Суть местничества заключалась в том, что на различные государственные и военные должности люди назначались не за заслуги, опыт или таланты, а в соответствии с тем местом, которое занимали в государственном аппарате их предки. Особенно очевидным вред от подобных кадровых решений был в военном деле. Сколько сражений русские до этого проиграли только потому, что во главе войск стоял не самый достойный, а тот, чей прадед когда-то был воеводой. Между тем воинский талант, как и прочие, совсем не обязательно передается по наследству.
Говоря сегодняшним языком, социальный лифт при местничестве не работал. Разумеется, подобное положение вещей очень мешало эффективному управлению государством.

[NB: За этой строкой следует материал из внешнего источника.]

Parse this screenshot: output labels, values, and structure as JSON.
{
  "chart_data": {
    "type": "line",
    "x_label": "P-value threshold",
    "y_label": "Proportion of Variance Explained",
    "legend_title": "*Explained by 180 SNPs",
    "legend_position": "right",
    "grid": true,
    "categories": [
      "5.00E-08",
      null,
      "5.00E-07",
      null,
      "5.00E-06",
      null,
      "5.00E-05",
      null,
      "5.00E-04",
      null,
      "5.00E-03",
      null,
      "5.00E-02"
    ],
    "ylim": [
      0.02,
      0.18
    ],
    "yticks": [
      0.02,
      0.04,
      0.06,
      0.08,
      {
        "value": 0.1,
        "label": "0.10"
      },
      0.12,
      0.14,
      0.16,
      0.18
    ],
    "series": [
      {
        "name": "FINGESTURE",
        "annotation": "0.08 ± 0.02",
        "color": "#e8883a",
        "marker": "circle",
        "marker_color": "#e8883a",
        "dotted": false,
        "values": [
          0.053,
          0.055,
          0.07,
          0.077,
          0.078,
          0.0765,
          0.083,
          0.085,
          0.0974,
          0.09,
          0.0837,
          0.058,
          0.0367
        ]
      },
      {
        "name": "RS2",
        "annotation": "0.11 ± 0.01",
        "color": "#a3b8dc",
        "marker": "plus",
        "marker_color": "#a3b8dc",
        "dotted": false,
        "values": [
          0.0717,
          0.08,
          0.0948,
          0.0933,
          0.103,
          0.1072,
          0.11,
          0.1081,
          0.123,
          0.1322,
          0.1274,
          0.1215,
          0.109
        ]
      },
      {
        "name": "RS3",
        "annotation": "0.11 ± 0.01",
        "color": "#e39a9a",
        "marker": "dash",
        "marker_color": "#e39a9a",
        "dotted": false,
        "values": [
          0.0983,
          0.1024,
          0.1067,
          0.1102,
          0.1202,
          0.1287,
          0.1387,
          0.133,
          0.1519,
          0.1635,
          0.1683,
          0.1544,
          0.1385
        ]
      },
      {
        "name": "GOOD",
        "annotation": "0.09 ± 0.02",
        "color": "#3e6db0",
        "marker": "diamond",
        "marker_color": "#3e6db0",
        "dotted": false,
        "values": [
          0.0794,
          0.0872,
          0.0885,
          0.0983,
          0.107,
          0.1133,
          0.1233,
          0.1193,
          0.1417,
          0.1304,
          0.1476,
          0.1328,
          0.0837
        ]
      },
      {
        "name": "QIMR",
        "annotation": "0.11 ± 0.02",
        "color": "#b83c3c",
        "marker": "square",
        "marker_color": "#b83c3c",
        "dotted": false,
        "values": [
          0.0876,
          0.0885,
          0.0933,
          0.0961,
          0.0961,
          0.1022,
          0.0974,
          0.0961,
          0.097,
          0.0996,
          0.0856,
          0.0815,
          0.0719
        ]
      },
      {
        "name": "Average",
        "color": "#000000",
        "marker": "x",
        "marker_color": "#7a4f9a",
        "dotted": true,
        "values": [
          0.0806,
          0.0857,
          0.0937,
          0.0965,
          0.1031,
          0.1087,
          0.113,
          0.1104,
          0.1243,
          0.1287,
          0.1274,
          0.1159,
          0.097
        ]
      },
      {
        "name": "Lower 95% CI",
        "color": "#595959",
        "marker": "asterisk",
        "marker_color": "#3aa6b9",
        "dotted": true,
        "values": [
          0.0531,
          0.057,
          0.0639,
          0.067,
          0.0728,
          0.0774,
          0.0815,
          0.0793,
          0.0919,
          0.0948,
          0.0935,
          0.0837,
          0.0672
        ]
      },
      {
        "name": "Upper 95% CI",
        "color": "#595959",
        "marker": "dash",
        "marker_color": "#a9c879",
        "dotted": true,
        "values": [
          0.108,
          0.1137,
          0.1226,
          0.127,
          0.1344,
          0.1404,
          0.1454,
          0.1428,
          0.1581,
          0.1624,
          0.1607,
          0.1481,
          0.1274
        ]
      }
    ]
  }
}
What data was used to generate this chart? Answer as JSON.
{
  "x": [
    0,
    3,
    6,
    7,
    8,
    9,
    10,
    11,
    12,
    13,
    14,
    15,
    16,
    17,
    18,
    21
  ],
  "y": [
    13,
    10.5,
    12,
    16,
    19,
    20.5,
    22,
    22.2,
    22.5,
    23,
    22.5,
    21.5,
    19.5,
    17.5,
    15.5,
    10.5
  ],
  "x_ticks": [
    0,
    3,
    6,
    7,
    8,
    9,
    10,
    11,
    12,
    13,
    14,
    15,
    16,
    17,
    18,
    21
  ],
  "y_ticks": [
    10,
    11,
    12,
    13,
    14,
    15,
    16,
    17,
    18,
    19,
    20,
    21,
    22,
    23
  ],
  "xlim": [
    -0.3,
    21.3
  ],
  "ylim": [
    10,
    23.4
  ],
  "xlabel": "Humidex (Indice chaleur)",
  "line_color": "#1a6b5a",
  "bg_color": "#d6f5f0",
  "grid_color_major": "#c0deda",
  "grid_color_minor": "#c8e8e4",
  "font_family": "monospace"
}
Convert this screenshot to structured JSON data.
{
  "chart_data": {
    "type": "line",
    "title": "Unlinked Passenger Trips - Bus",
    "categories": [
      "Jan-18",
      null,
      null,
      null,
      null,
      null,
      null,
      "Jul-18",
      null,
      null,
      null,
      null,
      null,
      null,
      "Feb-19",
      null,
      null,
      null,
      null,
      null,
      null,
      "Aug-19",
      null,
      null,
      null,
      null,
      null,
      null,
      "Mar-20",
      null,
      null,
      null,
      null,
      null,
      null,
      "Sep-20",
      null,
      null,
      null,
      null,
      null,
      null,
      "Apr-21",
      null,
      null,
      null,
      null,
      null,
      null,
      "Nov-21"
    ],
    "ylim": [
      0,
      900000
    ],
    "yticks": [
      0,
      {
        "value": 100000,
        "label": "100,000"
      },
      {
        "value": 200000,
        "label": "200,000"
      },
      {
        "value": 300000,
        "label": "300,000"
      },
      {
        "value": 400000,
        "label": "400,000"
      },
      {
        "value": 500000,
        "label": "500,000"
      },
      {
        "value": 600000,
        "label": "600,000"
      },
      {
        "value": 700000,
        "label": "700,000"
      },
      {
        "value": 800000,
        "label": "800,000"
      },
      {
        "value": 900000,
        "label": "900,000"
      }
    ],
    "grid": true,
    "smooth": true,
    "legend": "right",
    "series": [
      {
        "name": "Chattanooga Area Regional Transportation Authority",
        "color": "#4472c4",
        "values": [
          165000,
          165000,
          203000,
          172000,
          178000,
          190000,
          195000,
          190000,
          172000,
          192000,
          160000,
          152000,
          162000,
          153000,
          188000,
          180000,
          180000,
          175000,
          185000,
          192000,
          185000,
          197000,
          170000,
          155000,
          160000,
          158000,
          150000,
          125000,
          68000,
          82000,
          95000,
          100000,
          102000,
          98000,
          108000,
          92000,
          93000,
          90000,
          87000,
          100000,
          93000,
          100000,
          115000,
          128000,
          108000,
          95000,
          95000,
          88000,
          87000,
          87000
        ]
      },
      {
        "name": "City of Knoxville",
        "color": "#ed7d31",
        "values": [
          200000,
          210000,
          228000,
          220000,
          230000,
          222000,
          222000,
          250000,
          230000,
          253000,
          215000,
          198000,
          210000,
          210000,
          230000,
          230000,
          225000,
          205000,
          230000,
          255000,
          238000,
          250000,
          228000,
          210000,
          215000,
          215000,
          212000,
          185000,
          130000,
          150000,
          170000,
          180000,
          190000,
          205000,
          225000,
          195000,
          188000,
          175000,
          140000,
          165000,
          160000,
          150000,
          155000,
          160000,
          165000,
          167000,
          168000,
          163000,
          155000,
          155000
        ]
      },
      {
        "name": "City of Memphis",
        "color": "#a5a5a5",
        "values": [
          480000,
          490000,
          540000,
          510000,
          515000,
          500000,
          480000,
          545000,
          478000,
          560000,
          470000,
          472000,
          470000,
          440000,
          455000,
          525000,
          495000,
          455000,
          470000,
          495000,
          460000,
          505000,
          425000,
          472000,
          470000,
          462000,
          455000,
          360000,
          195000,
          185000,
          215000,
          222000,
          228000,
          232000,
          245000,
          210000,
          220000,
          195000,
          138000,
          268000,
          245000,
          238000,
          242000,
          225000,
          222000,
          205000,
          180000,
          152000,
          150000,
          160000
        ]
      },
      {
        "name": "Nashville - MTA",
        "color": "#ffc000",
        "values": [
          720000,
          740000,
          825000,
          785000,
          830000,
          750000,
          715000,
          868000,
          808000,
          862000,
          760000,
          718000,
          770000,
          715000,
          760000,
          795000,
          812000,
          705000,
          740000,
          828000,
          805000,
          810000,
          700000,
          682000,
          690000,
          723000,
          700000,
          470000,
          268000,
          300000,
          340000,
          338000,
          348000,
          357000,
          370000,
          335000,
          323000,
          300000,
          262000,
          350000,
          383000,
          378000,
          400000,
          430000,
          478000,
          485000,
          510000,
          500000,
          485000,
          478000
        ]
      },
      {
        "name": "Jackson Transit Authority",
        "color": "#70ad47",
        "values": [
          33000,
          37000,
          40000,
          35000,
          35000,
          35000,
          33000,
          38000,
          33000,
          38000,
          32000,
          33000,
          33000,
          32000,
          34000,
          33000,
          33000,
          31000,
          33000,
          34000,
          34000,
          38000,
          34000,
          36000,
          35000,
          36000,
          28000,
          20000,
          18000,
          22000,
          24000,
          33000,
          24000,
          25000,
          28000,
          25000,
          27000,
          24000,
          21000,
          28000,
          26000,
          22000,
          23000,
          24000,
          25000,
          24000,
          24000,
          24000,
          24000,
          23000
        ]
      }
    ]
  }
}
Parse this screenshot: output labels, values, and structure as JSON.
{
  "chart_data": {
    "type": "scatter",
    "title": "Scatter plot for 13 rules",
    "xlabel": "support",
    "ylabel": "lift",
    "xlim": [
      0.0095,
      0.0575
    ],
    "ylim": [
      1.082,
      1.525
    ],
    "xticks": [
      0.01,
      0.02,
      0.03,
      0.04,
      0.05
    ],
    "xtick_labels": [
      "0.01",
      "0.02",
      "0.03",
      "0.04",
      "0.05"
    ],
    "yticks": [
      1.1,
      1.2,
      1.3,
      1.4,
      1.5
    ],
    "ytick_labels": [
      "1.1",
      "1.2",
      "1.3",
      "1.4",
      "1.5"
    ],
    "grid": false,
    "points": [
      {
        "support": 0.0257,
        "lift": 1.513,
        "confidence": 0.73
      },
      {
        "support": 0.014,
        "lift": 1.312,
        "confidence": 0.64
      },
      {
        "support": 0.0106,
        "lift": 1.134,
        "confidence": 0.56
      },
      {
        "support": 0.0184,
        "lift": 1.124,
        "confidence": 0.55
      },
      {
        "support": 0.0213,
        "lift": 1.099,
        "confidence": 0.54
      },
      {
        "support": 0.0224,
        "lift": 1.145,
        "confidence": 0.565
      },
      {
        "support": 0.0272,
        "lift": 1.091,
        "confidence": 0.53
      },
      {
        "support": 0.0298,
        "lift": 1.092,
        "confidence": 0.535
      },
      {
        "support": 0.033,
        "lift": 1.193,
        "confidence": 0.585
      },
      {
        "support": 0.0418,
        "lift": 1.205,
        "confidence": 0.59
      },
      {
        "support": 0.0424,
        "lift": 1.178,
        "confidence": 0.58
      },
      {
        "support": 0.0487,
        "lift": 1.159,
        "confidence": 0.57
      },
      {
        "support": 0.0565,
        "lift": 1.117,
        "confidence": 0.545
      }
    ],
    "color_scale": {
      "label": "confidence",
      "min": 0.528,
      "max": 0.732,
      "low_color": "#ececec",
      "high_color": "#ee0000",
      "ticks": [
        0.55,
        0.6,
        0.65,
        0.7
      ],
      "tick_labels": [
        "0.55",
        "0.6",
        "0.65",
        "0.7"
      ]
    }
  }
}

По мнению некоторых историков, при всех очевидных минусах в местничестве были и плюсы: худо-бедно, но местничество служило интересам стабильности в государстве, поскольку каждый знал свое место и не мог претендовать на большее. А это снижало вероятность заговоров и переворотов. Гипотетически, возможно, и так. А на практике вред был огромным. Да и сам довод, что в ту пору «каждый знал свое место», не убеждает. Даже по мелочам при дворе местничество вызывало беспрерывные склоки. Бояре регулярно ссорились даже из-за того, кто и в каком порядке должен сидеть за царским столом.
А государю вместе с Разрядным приказом приходилось все эти обиды всерьез рассматривать, мирить перессорившихся, перелистывая при этом кучу старых бумаг. Да и судить стало уже сложно, поскольку годы внесли в этот вопрос немало хаоса. Какие-то в прошлом влиятельные княжеские и боярские семейства практически уже вымерли или обеднели. Например, известный когда-то княжеский род Одоевских ко времени воцарения Федора не имел уже ни единого поместья, а потом и вовсе угас. Между тем уже быстро поднималась и набирала силу новая элита. Так что «считаться местами» становилось все труднее.